Responsible borrowing transcends approaching lenders and signing loan application forms. After you successfully apply personal loans and the lender wires the money into your account, it’s imperative that you allocate these funds to the projects that pushed you to borrow in the first place. If you intended to finance your wedding, shop for the best deals and skip exorbitant venues. Also, be careful not to get distracted by non-wedding-related needs that might exhaust your cash.

If possible, create a spreadsheet that captures the overall budget that you’re working with. Then whenever you make a transaction that chips into your loan, log it into the spreadsheet. Doing so will help breed a sense of accountability that will carry you through the life of your loan.      

  1. Consider your Budget to Determine the Best Payment Schedule

How much wiggle room does your budget allow? This question should guide you into opting for practical, non-suppressive loan terms. It turns out personal loans impose an additional strain on your monthly expenses. Without a good plan, you risk lagging behind in your monthly payments and hurting your credit score as a result. Fortunately, budgeting helps you determine the best repayment plan based on your income and cash flow. It also enables you to assess what remains after paying your monthly instalments.

Feeling stuck? Start by writing down your monthly income and subtracting financial obligations like rent, school fees, utilities, car expenses, etc. If your obligations currently swamp your monthly salary, find a way to shrink your costs or carve out an extra income stream that will support your debt obligations.  

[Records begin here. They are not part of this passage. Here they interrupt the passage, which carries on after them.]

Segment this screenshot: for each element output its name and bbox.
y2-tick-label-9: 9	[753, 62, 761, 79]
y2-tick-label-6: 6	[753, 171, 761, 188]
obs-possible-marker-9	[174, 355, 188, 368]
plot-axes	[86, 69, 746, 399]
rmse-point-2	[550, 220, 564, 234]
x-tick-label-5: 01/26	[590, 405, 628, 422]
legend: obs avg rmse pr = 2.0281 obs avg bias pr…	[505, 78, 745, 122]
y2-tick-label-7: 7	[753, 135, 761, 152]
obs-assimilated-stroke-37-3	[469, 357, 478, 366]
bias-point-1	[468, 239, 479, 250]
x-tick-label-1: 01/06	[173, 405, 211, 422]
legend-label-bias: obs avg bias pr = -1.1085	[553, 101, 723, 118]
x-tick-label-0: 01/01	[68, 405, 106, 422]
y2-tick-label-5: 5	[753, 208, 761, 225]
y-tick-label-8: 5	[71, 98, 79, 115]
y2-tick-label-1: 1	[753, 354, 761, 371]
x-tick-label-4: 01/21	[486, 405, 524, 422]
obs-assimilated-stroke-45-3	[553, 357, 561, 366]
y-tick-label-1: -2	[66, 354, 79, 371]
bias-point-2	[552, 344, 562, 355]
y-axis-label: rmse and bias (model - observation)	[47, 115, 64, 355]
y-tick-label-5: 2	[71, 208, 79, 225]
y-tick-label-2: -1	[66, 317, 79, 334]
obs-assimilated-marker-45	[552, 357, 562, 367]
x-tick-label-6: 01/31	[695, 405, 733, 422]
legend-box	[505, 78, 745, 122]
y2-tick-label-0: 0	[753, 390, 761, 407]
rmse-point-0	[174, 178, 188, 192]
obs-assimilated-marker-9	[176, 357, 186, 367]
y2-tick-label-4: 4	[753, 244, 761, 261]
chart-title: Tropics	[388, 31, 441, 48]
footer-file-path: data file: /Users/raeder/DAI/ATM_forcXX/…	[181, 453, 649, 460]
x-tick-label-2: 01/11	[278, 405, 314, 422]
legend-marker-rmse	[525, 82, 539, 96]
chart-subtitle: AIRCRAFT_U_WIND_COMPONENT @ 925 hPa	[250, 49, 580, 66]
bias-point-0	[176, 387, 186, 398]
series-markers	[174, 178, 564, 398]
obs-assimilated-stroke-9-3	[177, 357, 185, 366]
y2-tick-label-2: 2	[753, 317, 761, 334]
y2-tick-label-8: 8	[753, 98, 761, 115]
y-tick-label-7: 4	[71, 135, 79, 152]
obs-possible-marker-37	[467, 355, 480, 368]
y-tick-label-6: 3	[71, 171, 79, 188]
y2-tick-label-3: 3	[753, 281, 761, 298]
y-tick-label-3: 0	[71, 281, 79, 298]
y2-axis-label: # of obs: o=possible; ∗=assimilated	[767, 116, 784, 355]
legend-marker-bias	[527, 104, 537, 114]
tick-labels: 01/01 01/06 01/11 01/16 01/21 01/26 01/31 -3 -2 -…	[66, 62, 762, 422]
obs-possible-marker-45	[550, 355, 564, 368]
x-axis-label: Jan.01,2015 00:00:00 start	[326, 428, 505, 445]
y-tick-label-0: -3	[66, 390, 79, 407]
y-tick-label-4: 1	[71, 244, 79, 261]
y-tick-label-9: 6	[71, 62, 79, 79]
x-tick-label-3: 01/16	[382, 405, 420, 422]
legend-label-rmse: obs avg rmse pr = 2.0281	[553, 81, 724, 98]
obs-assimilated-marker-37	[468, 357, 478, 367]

  1. Prioritise timely payments

Ready to start paying off your personal loan? Since many lenders space out the repayment period between 6 months and 7 years, you must ensure you’re done within this time frame. This is only possible by paying on time, hence avoiding additional fees and penalties. Also, keep in mind that a shorter repayment period saves you from paying extra interest. Some great tips to help you make timely payments towards personal loans include:

  •  Aim for at least one extra payment per year
  •  Do not restrict yourself to minimum payments
  •  Consider the option of making bi-weekly payments instead of monthly
  •  Contact your lender about refinancing options
  1.   Find Extra Income Sources

We all know that unsecured loans can be expensive, especially if you let them spiral over long periods. To shorten the length of your loan, consider creating side hustles to free up your budget. Even a home-based business that nets you $150 every month will reduce your loan obligations by a huge margin.

Regain sanity over your finances by managing both secure and unsecured loans using the tips above. These tips will help you avoid unnecessary expenses and be more responsible with your loan spending and payments. Good luck!